Presque un an plus tard, Günther déguste son chocolat chaud dans un café du quartier de Kreuzberg, tout en confiant les secrets de sa longévité -intimement liés aux dancefloors berlinois. Au fil des années, le Techno-Opa -comprenez « papy techno »- a remarqué les bienfaits de la danse sur son corps, mais aussi sur son esprit. « Ça me rend plus léger. Pendant la pandémie, avec la guerre et toutes les mauvaises nouvelles, la danse me catapulte hors du quotidien », confie l’infatigable clubbeur. S’il a réduit la fréquence de ses sorties, Günther dispose toujours d’une énergie et d’une curiosité incroyable. À défaut d’y aller deux à trois fois par mois, celui qui vit au sein d’une communauté à Kreuzberg ne s’accorde plus qu’une seule sortie mensuelle. « Je suis parfois invité à des évènements ou des fêtes alors je n’ai plus le temps d’aller en club tous les dimanches, réalise le septuagénaire. Je me sens si bien après le club. Ça me porte pour toute la semaine suivante. La danse est mon lien à la vie, à la joie de vivre. »
“Le hipster de 104 ans”
Et pourtant, sa découverte des clubs et de la musique électronique demeure assez récente. Tout part d’une photo prise par un touriste dans la station de métro de Kottbusser Tor en 2015. Fasciné par le style de Günther, un jeune britannique lui demande de poser. « Je n’étais pas sur les réseaux sociaux à cette époque. Je n’étais pas trop pour qu’il publie la photo en ligne, explique Günther. Il l’a pourtant fait en mentionnant quelque chose du style ‘Le plus vieux hipster de Berlin a 104 ans’. Et la photo a buzzé… »

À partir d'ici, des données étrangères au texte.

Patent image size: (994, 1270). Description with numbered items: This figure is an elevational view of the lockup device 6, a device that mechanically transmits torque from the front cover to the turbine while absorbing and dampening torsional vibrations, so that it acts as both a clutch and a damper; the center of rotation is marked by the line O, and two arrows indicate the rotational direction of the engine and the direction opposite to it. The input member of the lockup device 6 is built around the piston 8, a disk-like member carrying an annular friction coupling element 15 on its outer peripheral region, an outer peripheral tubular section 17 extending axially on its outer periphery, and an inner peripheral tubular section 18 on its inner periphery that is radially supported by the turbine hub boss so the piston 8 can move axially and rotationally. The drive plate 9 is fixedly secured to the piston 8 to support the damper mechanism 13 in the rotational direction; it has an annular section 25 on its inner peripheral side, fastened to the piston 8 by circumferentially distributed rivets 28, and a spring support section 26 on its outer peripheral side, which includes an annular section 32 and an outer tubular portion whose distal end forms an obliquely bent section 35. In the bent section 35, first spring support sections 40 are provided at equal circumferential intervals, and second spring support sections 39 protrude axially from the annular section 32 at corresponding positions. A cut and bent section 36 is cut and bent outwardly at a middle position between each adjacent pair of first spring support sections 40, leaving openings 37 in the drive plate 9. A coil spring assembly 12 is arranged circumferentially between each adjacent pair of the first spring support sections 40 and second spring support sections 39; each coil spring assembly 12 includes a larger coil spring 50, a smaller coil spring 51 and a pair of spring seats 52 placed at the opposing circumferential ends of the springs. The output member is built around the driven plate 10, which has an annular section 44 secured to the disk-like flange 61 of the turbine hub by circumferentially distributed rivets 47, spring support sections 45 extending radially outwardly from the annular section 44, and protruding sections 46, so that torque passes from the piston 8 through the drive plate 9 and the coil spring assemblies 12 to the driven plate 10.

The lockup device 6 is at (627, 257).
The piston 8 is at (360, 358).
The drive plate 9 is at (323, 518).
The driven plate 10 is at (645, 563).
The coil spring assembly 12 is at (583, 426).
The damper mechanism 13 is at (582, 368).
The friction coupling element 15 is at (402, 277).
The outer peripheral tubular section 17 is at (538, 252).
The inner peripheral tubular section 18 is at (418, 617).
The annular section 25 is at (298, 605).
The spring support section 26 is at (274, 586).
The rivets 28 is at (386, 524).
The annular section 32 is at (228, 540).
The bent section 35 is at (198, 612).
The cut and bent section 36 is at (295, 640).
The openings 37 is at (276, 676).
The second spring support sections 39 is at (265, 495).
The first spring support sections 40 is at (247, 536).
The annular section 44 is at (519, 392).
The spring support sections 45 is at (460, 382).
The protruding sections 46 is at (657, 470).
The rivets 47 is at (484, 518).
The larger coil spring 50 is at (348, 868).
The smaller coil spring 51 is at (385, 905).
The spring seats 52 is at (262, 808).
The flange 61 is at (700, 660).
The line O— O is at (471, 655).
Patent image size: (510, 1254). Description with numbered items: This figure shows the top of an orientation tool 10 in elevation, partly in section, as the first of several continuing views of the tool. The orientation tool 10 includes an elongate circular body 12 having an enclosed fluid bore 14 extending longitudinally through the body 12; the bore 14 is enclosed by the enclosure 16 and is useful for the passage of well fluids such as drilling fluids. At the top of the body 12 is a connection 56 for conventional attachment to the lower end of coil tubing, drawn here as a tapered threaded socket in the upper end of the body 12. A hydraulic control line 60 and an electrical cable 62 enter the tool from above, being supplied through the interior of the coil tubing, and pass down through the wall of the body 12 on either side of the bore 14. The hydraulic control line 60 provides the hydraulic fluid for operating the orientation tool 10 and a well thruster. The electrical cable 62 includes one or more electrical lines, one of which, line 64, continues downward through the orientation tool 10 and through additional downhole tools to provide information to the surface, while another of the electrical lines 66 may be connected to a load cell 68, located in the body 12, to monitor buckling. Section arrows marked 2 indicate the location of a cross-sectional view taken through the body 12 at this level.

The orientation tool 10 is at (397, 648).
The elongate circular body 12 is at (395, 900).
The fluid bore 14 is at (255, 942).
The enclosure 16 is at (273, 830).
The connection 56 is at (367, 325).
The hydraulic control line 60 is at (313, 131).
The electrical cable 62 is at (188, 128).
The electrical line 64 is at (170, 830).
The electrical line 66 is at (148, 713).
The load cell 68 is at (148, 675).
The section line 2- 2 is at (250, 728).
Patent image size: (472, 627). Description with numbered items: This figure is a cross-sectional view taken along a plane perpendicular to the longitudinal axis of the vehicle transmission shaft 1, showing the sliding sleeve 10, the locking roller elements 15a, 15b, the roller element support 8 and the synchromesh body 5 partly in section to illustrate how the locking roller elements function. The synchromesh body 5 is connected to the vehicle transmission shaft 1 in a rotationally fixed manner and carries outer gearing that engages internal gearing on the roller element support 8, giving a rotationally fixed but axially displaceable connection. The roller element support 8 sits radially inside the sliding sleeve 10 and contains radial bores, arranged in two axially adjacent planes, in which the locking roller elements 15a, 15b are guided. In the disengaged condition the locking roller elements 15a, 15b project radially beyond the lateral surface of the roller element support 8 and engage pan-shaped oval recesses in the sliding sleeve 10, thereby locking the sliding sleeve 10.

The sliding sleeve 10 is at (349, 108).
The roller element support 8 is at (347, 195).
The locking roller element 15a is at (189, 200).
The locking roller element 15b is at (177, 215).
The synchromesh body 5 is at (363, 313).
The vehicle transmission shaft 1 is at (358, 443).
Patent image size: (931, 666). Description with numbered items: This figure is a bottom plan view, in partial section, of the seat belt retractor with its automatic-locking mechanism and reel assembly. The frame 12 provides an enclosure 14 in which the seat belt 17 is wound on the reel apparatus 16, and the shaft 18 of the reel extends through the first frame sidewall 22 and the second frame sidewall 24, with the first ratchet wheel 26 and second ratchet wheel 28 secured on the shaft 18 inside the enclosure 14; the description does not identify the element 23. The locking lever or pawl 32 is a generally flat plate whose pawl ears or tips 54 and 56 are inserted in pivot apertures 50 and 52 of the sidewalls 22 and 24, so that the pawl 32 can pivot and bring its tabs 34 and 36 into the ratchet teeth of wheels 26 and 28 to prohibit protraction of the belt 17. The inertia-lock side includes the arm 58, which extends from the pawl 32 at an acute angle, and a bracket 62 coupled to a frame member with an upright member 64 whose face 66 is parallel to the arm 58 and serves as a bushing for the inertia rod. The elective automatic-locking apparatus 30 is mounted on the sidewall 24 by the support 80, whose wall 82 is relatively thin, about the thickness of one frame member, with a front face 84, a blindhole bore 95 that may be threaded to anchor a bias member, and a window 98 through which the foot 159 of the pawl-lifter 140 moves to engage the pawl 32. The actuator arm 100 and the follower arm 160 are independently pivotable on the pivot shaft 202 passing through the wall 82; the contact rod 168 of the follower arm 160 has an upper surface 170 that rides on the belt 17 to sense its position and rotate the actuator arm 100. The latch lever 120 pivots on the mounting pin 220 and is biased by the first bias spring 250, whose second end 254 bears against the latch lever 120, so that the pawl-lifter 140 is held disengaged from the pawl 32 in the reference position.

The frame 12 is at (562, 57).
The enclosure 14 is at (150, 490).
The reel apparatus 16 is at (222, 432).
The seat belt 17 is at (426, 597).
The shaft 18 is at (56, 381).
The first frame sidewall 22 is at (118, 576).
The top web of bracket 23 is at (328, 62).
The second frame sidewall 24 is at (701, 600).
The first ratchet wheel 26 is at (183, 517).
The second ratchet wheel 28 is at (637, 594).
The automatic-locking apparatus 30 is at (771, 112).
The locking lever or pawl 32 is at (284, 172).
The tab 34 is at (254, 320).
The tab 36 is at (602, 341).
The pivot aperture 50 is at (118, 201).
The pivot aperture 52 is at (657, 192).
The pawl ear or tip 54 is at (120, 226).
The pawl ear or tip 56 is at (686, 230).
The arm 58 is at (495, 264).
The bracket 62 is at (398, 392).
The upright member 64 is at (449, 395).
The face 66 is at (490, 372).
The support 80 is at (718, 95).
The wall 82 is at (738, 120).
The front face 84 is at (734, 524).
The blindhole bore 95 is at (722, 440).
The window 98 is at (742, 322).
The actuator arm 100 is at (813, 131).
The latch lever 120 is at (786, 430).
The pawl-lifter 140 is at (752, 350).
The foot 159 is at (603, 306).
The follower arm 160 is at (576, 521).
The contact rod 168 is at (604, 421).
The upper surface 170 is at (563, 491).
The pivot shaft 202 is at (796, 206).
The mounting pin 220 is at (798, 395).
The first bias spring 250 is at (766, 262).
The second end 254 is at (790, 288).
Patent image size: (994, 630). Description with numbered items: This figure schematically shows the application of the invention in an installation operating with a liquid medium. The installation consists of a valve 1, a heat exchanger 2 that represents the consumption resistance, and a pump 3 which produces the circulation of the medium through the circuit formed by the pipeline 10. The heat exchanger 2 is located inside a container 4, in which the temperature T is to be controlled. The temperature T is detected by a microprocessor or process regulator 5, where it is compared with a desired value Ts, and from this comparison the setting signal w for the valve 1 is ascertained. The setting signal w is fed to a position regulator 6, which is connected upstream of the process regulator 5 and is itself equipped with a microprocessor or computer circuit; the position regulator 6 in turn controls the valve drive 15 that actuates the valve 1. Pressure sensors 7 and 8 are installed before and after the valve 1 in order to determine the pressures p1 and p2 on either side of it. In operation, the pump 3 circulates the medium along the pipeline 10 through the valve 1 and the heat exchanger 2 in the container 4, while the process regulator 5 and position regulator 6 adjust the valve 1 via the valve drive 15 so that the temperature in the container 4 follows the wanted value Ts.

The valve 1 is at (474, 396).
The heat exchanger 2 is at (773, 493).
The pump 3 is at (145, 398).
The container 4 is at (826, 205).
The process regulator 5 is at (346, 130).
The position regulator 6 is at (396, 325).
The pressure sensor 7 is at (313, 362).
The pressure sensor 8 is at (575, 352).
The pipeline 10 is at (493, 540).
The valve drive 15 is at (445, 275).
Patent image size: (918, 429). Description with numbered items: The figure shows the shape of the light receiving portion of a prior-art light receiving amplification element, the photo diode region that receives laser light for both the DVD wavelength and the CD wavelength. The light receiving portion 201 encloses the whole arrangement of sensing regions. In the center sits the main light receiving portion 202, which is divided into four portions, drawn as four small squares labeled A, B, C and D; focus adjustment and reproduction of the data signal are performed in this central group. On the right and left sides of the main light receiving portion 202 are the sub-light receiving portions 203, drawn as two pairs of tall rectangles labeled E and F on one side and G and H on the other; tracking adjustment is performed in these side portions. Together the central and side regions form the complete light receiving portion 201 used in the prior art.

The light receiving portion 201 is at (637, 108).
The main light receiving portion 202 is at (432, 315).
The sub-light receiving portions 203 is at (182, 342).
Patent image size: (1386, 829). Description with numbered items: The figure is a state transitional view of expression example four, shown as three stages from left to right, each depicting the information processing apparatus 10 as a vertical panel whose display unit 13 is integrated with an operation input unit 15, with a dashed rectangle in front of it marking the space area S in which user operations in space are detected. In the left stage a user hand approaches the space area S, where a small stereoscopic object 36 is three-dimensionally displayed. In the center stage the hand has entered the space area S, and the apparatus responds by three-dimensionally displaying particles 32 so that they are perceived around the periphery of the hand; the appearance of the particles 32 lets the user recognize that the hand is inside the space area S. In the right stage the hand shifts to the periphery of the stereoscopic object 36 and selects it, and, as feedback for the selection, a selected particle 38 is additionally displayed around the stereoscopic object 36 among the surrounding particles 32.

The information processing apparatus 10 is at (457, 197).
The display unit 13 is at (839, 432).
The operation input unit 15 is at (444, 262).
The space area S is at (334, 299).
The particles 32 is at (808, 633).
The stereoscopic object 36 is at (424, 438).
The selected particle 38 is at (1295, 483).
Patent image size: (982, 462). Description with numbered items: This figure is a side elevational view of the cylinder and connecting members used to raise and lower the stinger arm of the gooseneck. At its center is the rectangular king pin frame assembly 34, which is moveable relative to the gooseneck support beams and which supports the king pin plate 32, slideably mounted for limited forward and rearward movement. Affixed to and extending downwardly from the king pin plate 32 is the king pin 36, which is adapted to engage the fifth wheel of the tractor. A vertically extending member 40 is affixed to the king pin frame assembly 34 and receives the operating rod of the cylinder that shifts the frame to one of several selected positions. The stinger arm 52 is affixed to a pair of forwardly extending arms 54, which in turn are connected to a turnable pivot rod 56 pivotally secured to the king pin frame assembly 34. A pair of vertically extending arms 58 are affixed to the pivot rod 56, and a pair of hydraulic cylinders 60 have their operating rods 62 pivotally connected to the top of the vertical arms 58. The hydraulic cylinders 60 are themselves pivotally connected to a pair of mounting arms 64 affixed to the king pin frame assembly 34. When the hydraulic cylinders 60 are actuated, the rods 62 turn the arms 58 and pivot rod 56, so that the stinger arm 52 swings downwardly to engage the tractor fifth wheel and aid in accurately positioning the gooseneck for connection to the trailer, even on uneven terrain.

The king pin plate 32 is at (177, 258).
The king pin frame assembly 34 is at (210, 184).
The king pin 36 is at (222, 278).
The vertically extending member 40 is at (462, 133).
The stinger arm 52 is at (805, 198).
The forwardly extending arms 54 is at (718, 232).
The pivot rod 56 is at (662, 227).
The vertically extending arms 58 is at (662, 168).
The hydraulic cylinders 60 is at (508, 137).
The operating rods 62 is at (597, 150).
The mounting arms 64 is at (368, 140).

Les gens commencent alors à reconnaître Günther dans les rues. C’est le cas de deux jeunes filles alpaguant le grand-père un dimanche matin dans le métro. « Elles ont une vingtaine d’années. Me trouvant cool, elles me proposent de les suivre au Berghain alors que je suis sur le point de rejoindre mes amis à Warschauer« , se souvient-il. Le papy branché ne se fait pas prier et accepte l’invitation. À l’entrée du club, lorsque les videurs demandent l’âge des jeunes femmes, Günther se permet même une blague sur le fait qu’on ne lui demande pas le sien. Une fois à l’intérieur, ses accompagnatrices du jour le prennent par la main et veillent sur lui. « Elles me font visiter et me présentent leurs amis qui me mettent à l’aise, détaille Günther. J’y suis resté huit heures en tout. J’ai dansé comme s’il n’y avait pas de lendemain. J’ai eu l’impression de léviter. C’était incroyable ! Sur le chemin pour rentrer à la maison, je me suis dis qu’il fallait que je raconte ça à mes amis. »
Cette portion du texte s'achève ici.